Il ne s’agit plus en politique de parler de valeur, de faire référence à des faits précis car ce n’est plus audible par les partisans que l’on peut avoir et qu’il faut nourrir avec des sous-entendus, de petites phrases, d’interprétations ou d’outrances. En fait désormais le « procès » d’intention suffit à réveiller les instincts d’appartenance à des groupes ayant comme seul objectif de se dédouaner de leur propre responsabilité. Il est vrai qu’il est devenu impossible de démontrer dans la vie sociale actuelle sa sincérité. Chacun d’entre nous se trouve dans une situation instable qui finit par causer sa chute.
Même si vous prenez toutes les précautions pour vous protéger, l’allusion vient vous tirer de votre retraite. Elle accrédite soit une malhonnêteté supposée, soit elle conduit à la théorie du complot, soit elle transfère sur vous les causes d’une écehc personnel ou collectiff. Il se trouve toujours un censeur pour interpréter ce qui est la plus extraordinaire : le silence. Il faut absolument faire oublier ses insuffisances en stigmatisant les défaillances que l’on prête aux autres. Regardez bien autour de vous. Faute de culture citoyenne le « présent » dissimule sous des artifices se référant au passé, les erreurs que l’on peut constater au quotidien.

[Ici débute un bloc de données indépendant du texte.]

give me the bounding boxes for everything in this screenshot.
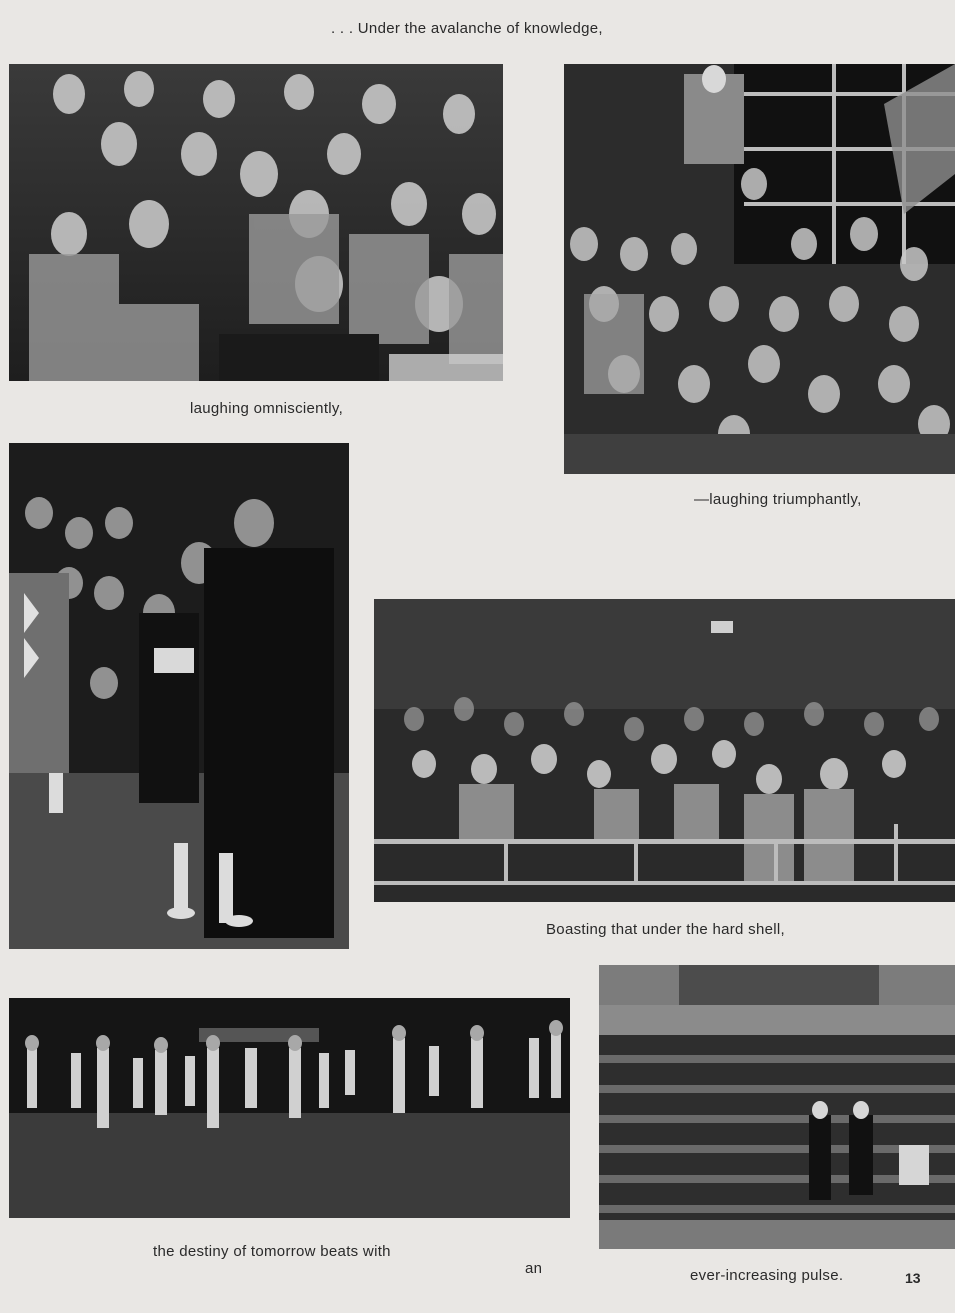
caption-an: an: [525, 1260, 543, 1277]
photo-cheering-crowd: [9, 64, 503, 381]
page-number: 13: [905, 1270, 921, 1286]
caption-top: . . . Under the avalanche of knowledge,: [331, 20, 603, 37]
photo-auditorium-gathering: [599, 965, 955, 1249]
caption-laughing-omnisciently: laughing omnisciently,: [190, 400, 344, 417]
caption-laughing-triumphantly: —laughing triumphantly,: [694, 491, 862, 508]
caption-boasting: Boasting that under the hard shell,: [546, 921, 785, 938]
caption-destiny: the destiny of tomorrow beats with: [153, 1243, 391, 1260]
photo-sideline-cheerleaders: [9, 443, 349, 949]
photo-bleachers-crowd: [564, 64, 955, 474]
photo-gym-pep-rally: [374, 599, 955, 902]
photo-marching-band: [9, 998, 570, 1218]
caption-ever-increasing-pulse: ever-increasing pulse.: [690, 1267, 844, 1284]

Il est plus aisé d’attribuer par exemple ses propres échecs aux méfaits des autres en général ou de quelques-uns en particulier qu’à soi-même. Rares ont été par exemple les passations de pouvoir entre « battus » et « élus » aux municipales qui se soient déroulées dans un climat réputé « républicain ». Dans de nombreux cas les « sortis » n’assistent même pas au conseil dans lequel ils ont été pourtant élus. S’ils le font c’est dans l’amertume ou pire la contestation des résultats. Il y a eu de trop nombreuses réunions qui ont donné de la démocratie une image déplorable, des écrits inutiles, des paroles désolantes. Une évolution qui finira par tuer les échéances électorales.
Perdre une élection n’est jamais un moment agréable. On a parlé dans l’Histoire du peuple souverain. Il faut se rendre à l’évidence ce n’est qu’une vision pour les vainqueurs… pour les « défaits » c’est une injustice ! Ce phénomène qui se propage après chaque scrutin constitue un mal qui ronge inexorablement le principe de la représentation républicaine.
Il arrive cependant qu’au lieu d’effectuer ce transfert facile de responsabilité sur les autres quelques candidats aient le courage et l’honnêteté de se poser la question de la raison de leur échec. Il semble qu’ils soient rares. En fait le scrutin de liste permet de focaliser sur celle ou celui qui l’incarne en occupant la première position. On a pourtant vu dans de multiples situations que ce n’est pas la personne qui a été rejetée mais… la manière dont a été constituée la liste. On ne perd pas à cause des autres mais les autres peuvent vous aider à perdre. Ecoutez, lisez, apprenez et vous constaterez que c’est partout le cas.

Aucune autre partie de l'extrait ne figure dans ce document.